Kirksey’s home – known as a “shotgun house,” one room wide and four rooms deep – is beyond repair. The volunteer project will require demolishing the nearly 100-year-old structure and erecting a new house based on the original floor plan.
“When we reviewed his application (for assistance), what really stood out was his overwhelming story and the fact that he has dedicated his life to service,” says Nell Weisenfeld, volunteer coordinator and program manager at HandsOn River Region. “He also grew up in this home. In fact, when we reviewed the home we even found paperwork from his father when he was helping the church across the street – and that really hit a chord with us.”
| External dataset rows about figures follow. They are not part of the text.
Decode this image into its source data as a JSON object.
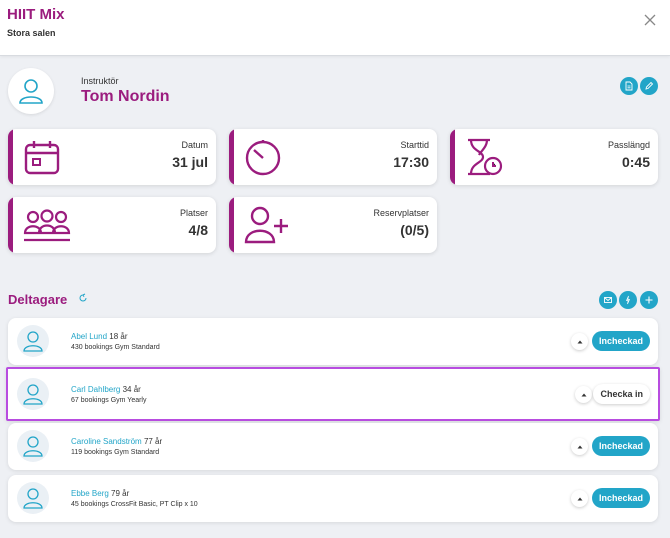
{
  "header": {
    "title": "HIIT Mix",
    "subtitle": "Stora salen"
  },
  "instructor": {
    "label": "Instruktör",
    "name": "Tom Nordin"
  },
  "info_cards": [
    {
      "label": "Datum",
      "value": "31 jul",
      "icon": "calendar-icon"
    },
    {
      "label": "Starttid",
      "value": "17:30",
      "icon": "stopwatch-icon"
    },
    {
      "label": "Passlängd",
      "value": "0:45",
      "icon": "hourglass-clock-icon"
    },
    {
      "label": "Platser",
      "value": "4/8",
      "icon": "group-icon"
    },
    {
      "label": "Reservplatser",
      "value": "(0/5)",
      "icon": "user-plus-icon"
    }
  ],
  "participants_section": {
    "title": "Deltagare"
  },
  "participants": [
    {
      "name": "Abel Lund",
      "age": "18 år",
      "info": "430 bookings Gym Standard",
      "status": "Incheckad",
      "checked_in": true
    },
    {
      "name": "Carl Dahlberg",
      "age": "34 år",
      "info": "67 bookings Gym Yearly",
      "status": "Checka in",
      "checked_in": false
    },
    {
      "name": "Caroline Sandström",
      "age": "77 år",
      "info": "119 bookings Gym Standard",
      "status": "Incheckad",
      "checked_in": true
    },
    {
      "name": "Ebbe Berg",
      "age": "79 år",
      "info": "45 bookings CrossFit Basic, PT Clip x 10",
      "status": "Incheckad",
      "checked_in": true
    }
  ],
  "colors": {
    "brand": "#9b1c7e",
    "accent": "#22a5c8",
    "highlight": "#b84ce0"
  }
}
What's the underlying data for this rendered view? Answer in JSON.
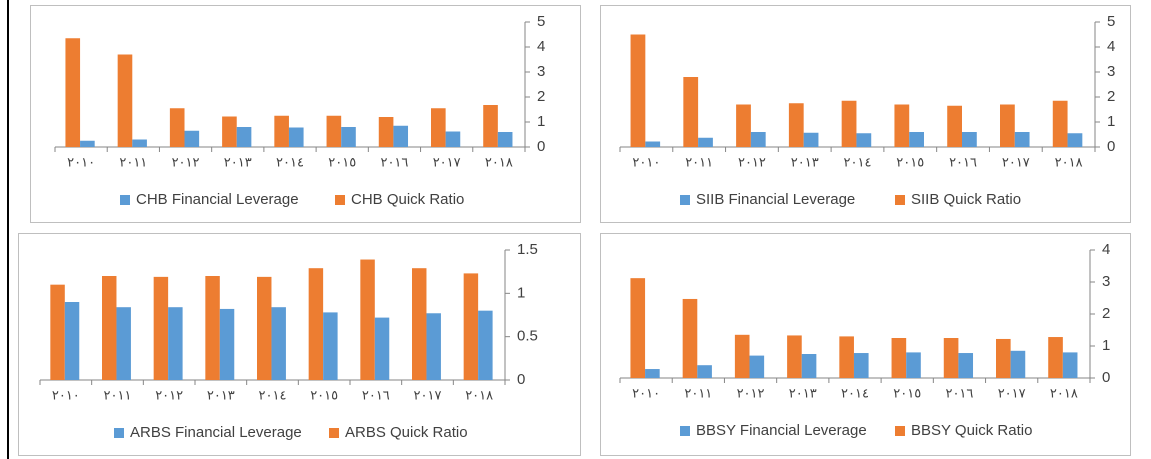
{
  "chart_data": [
    {
      "type": "bar",
      "categories": [
        "٢٠١٠",
        "٢٠١١",
        "٢٠١٢",
        "٢٠١٣",
        "٢٠١٤",
        "٢٠١٥",
        "٢٠١٦",
        "٢٠١٧",
        "٢٠١٨"
      ],
      "series": [
        {
          "name": "CHB Financial Leverage",
          "color": "#5b9bd5",
          "values": [
            0.25,
            0.3,
            0.65,
            0.8,
            0.78,
            0.8,
            0.85,
            0.62,
            0.6
          ]
        },
        {
          "name": "CHB Quick Ratio",
          "color": "#ed7d31",
          "values": [
            4.35,
            3.7,
            1.55,
            1.22,
            1.25,
            1.25,
            1.2,
            1.55,
            1.68
          ]
        }
      ],
      "ylim": [
        0,
        5
      ],
      "yticks": [
        0,
        1,
        2,
        3,
        4,
        5
      ],
      "y_axis_side": "right",
      "legend": "bottom",
      "grid": false
    },
    {
      "type": "bar",
      "categories": [
        "٢٠١٠",
        "٢٠١١",
        "٢٠١٢",
        "٢٠١٣",
        "٢٠١٤",
        "٢٠١٥",
        "٢٠١٦",
        "٢٠١٧",
        "٢٠١٨"
      ],
      "series": [
        {
          "name": "SIIB Financial Leverage",
          "color": "#5b9bd5",
          "values": [
            0.22,
            0.37,
            0.6,
            0.57,
            0.55,
            0.6,
            0.6,
            0.6,
            0.55
          ]
        },
        {
          "name": "SIIB Quick Ratio",
          "color": "#ed7d31",
          "values": [
            4.5,
            2.8,
            1.7,
            1.75,
            1.85,
            1.7,
            1.65,
            1.7,
            1.85
          ]
        }
      ],
      "ylim": [
        0,
        5
      ],
      "yticks": [
        0,
        1,
        2,
        3,
        4,
        5
      ],
      "y_axis_side": "right",
      "legend": "bottom",
      "grid": false
    },
    {
      "type": "bar",
      "categories": [
        "٢٠١٠",
        "٢٠١١",
        "٢٠١٢",
        "٢٠١٣",
        "٢٠١٤",
        "٢٠١٥",
        "٢٠١٦",
        "٢٠١٧",
        "٢٠١٨"
      ],
      "series": [
        {
          "name": "ARBS Financial Leverage",
          "color": "#5b9bd5",
          "values": [
            0.9,
            0.84,
            0.84,
            0.82,
            0.84,
            0.78,
            0.72,
            0.77,
            0.8
          ]
        },
        {
          "name": "ARBS Quick Ratio",
          "color": "#ed7d31",
          "values": [
            1.1,
            1.2,
            1.19,
            1.2,
            1.19,
            1.29,
            1.39,
            1.29,
            1.23
          ]
        }
      ],
      "ylim": [
        0,
        1.5
      ],
      "yticks": [
        0,
        0.5,
        1,
        1.5
      ],
      "y_axis_side": "right",
      "legend": "bottom",
      "grid": false
    },
    {
      "type": "bar",
      "categories": [
        "٢٠١٠",
        "٢٠١١",
        "٢٠١٢",
        "٢٠١٣",
        "٢٠١٤",
        "٢٠١٥",
        "٢٠١٦",
        "٢٠١٧",
        "٢٠١٨"
      ],
      "series": [
        {
          "name": "BBSY Financial Leverage",
          "color": "#5b9bd5",
          "values": [
            0.28,
            0.4,
            0.7,
            0.75,
            0.78,
            0.8,
            0.78,
            0.85,
            0.8
          ]
        },
        {
          "name": "BBSY Quick Ratio",
          "color": "#ed7d31",
          "values": [
            3.12,
            2.47,
            1.35,
            1.33,
            1.3,
            1.25,
            1.25,
            1.22,
            1.28
          ]
        }
      ],
      "ylim": [
        0,
        4
      ],
      "yticks": [
        0,
        1,
        2,
        3,
        4
      ],
      "y_axis_side": "right",
      "legend": "bottom",
      "grid": false
    }
  ]
}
The volunteers from Exelis Action Corps, the signature volunteer service program for aerospace and defense company Exelis, are stationed at Maxwell Air Force Base in Montgomery. Exelis supports the base through civil engineering, airfield management, communications, recreation and more.
“At Maxwell we employ all kinds of trades, people who are experts in doing this kind of work, and a large percentage of us are also veterans,” says Jeffrey Jackson, deputy program manager at Exelis at Maxwell. “We’re excited about joining forces with our local community and making life better for one of our own.”
For Kirksey, the new house has more than just physical significance: “Where I live, they used to call it the Beverly Hills, but now the neighborhood is going down and people are leaving. People ask me why I want to stay here and I say this is my background, there is history here.”
Dee Moody, executive director of Rebuilding Together Central Alabama, says the focus is on rebuilding, not destroying.
“Our purpose is to revitalize neighborhoods and keep communities together,” Moody says. “Sometimes people have to choose between home repairs and medicine, or home repairs and food on the table, and our job is to make it easier for them.”